The Water-splashing Festival is the most ceremonious and characteristic festival of the Dai people. In fact, it is New Year in Dai calendar, equal to the Spring Festival for Han people. It is called the Water-splashing Festival because during the festival days, people splash water to each other for good luck.
The Water-splashing Festival is celebrated in April (June by Dai calendar) every year. It is just before ploughing and rice seedling planting. People enjoy themselves and wish each other good luck, in order to send off the old year and welcome the new one, and to impetrate Sakyamuni and heaven gods to endow good harvest and a flourishing population. The festival usually lasts three to four days. The first day is called "Wanduoshanghan" in Dai, meaning the New Year's Eve. In the morning, after getting their bodies washed and clothes changed, all the people, from young to old, go to see such activities as dragon boat race and firing Gaosheng (a kind of homemade rocket played for celebrations), etc. The second and third days, called "Wannao" in Dai, usually have no activities. The last day is "Wanbawanma" in Dai, meaning "the day King of Days comes". On that day, people get up early and carry offerings to Buddhist temples. They listen to the Buddhism preaching, and clean the Buddhist josses, begging them to render health, harvest and happiness in the coming year. Afterwards, in the sound of Elephant-foot drums and Mang gongs, they splash water to express their best wishes to each other, all crying "water, water, water!" It is not rude to splash to the elder, and blessing words should be said at the same time. However, it is completely free of rules between youngsters. They like chasing and frolicking while splashing fiercely with basins and buckets of all size, because water splashing is a kind of blessing, and the more water you are splashed, the more lucky you are. There is a popular Dai saying: "At the Water-splashing Festival each year, splash whoever you think worthy."
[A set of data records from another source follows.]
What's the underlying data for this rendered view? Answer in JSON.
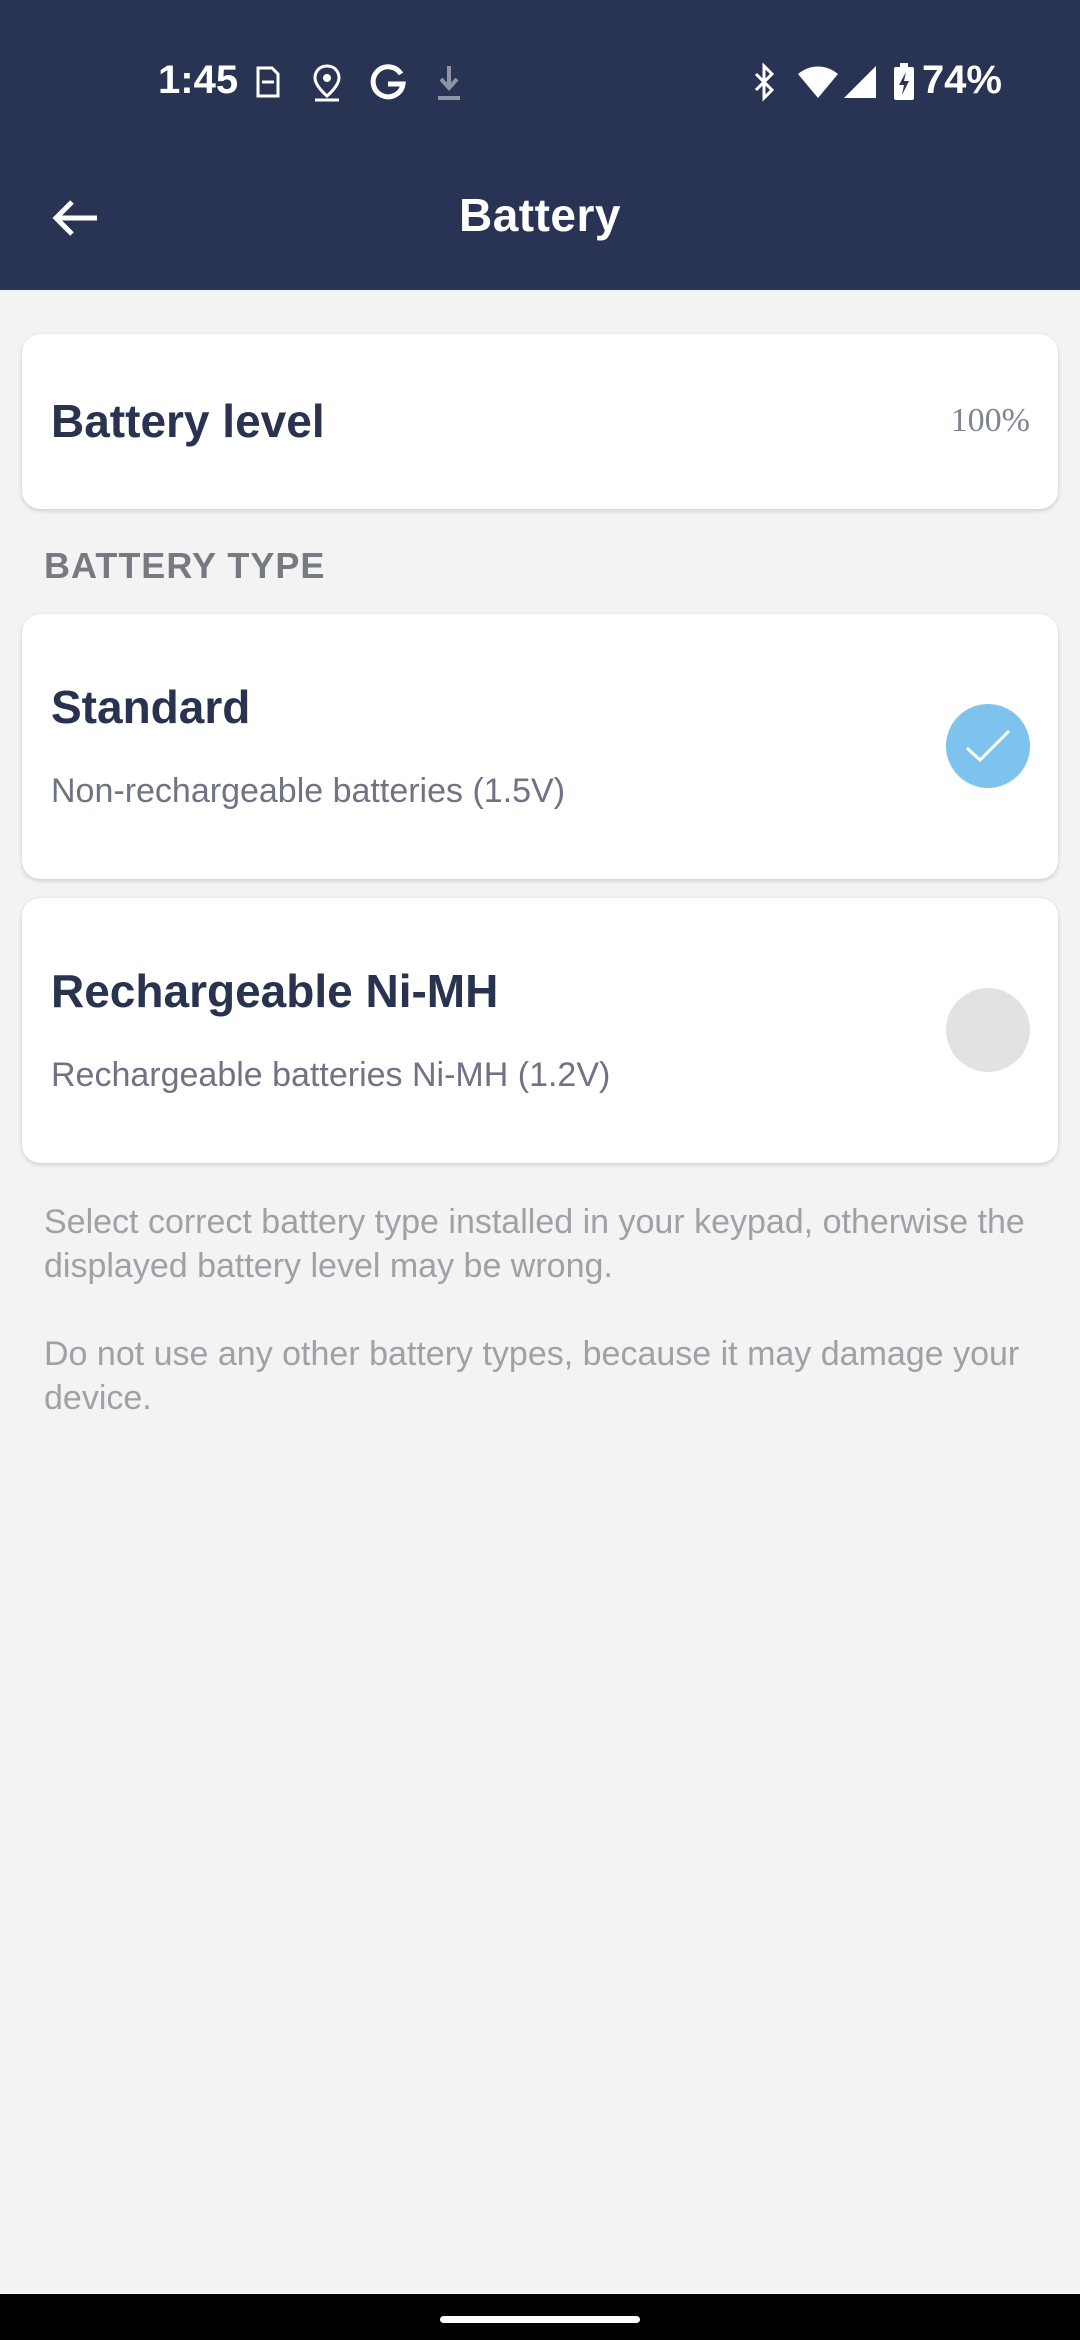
{
  "status_bar": {
    "time": "1:45",
    "battery_percent": "74%",
    "icons": [
      "sim-card-icon",
      "location-icon",
      "google-icon",
      "download-icon",
      "bluetooth-icon",
      "wifi-icon",
      "signal-icon",
      "battery-charging-icon"
    ]
  },
  "app_bar": {
    "title": "Battery",
    "back_icon": "arrow-left-icon"
  },
  "battery_level": {
    "label": "Battery level",
    "value": "100%"
  },
  "battery_type": {
    "header": "BATTERY TYPE",
    "options": [
      {
        "title": "Standard",
        "subtitle": "Non-rechargeable batteries (1.5V)",
        "selected": true
      },
      {
        "title": "Rechargeable Ni-MH",
        "subtitle": "Rechargeable batteries Ni-MH (1.2V)",
        "selected": false
      }
    ]
  },
  "notes": [
    "Select correct battery type installed in your keypad, otherwise the displayed battery level may be wrong.",
    "Do not use any other battery types, because it may damage your device."
  ],
  "colors": {
    "header_bg": "#293353",
    "selected_radio": "#7dc3ed",
    "unselected_radio": "#e2e2e2",
    "page_bg": "#f3f3f3"
  }
}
There is beautiful story about the origin of the Water-splashing Festival. Long ago, there was a devil in the place where the Dai people lived, doing all kinds of evil. All the people hated him to the extremity, but had no method to punish him because of his powerful magic. Then one day in June by Dai calendar, his seventh wife, who had been robbed from the village, fuddled and induced him to speak out his own weak points. When he was sound sleeping, the seventh wife and the other sisters together used his hair to cut off his head. But once the head touched the ground, it began to burn fiercely. So the girls rushed over bravely to pick up the head and hold it in arms tightly, and the fire died out immediately. Therefore, the seven girls took turns to hold the head, each for one year. Every year at the time of changing turns, people would splash water on the girl who has held the head for a whole year, to wash away the blood on his body and the one-year fatigue. By and by, it developed into a happy festival to send off the old year and welcome the new.